Sintetizza bene dunque Bill Bishop, estensore della newsletter Sinocism, quando afferma che Jack Ma “è uno dei più popolari e ben conosciuti” imprenditori cinesi ”che è diventato bersaglio della nuova ansia della leadership per gli uomini che sono diventati troppo grossi per le loro scarpe e che detengono un potere che rivaleggia con l’autorità dello stesso Partito”.

Vista sotto questa luce, la scure abbattutasi su Ant Group diventa più che comprensibile anche nei suoi sviluppi più recenti. L’intervento delle autorità regolatorie ha contribuito infatti, seconde le stime di Bloomberg Intelligence,  a ridurre notevolmente il valore di mercato della fintech di Ma. Stando al parere dell’analista Francis Chan riportato dal Sole24ore, la quotazione del gruppo è precipitata dai 320 miliardi a suo tempo fissati per l’Ipo agli attuali 108.

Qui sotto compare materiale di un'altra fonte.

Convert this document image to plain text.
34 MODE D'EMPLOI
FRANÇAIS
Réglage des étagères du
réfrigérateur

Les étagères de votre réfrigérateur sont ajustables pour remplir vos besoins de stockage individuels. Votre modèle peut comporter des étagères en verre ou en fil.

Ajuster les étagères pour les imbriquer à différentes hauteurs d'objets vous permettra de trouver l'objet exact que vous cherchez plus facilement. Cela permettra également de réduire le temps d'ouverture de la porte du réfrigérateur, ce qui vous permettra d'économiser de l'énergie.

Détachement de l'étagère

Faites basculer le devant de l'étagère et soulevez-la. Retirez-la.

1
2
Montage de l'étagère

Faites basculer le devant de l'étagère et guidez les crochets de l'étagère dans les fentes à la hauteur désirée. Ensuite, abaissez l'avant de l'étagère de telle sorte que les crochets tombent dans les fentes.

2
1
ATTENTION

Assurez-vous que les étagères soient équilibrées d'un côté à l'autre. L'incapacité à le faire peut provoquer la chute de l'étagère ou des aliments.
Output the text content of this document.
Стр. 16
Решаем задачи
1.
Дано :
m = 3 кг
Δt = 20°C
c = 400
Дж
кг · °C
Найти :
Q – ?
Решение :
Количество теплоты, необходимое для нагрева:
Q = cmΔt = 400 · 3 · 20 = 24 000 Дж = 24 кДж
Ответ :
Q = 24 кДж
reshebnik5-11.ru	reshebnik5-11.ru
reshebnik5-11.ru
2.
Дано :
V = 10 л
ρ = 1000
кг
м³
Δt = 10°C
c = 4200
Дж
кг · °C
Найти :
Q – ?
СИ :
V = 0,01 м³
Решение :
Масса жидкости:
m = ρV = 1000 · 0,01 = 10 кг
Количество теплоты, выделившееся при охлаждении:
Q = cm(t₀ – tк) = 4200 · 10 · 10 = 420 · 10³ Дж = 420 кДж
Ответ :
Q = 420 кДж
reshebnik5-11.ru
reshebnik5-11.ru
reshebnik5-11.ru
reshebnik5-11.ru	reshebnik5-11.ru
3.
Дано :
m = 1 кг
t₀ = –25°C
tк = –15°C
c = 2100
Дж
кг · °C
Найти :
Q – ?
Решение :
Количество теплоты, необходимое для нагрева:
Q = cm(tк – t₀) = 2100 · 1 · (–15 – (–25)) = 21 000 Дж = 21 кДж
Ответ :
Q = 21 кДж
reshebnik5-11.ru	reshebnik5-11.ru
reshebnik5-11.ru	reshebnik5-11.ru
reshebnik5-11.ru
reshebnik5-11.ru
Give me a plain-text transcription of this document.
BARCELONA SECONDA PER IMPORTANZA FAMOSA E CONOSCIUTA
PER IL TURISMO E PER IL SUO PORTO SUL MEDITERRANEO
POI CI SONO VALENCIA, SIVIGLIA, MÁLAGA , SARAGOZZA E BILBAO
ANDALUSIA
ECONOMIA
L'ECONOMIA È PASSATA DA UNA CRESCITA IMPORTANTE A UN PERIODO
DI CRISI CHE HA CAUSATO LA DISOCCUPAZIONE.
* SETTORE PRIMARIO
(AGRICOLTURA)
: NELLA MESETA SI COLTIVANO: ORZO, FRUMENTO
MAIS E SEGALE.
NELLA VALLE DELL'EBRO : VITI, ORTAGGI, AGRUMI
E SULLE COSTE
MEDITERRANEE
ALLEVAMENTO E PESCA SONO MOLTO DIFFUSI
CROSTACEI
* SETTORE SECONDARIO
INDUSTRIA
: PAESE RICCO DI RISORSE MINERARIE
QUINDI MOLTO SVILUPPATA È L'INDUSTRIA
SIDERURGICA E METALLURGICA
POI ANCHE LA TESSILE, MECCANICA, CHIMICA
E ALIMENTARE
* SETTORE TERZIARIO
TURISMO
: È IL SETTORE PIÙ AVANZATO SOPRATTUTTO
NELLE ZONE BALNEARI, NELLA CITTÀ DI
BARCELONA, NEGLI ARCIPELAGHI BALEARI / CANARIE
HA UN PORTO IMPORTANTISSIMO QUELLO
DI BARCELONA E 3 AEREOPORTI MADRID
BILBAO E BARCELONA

La vicenda di Jack Ma ci svela dunque come nell’attuale corso della dirigenza cinese non sono al riparo nemmeno i tanti tycoon venuti alla ribalta nella stagione della poderosa crescita economica innescata dalle riforme di Deng e che nessuno può pensare di agire di testa propria deviando dalla linea fissata dal Partito.

In definitiva, ha più di una ragione l’Associated Press nel sottolineare come il Partito comunista cinese abbia voluto fare di Jack Ma un esempio e al tempo stesso un monito nei confronti di coloro i quali non solo osano criticare le prassi regolatorie di stato ma con le loro  imprese tentano di porsi fuori dal sistema.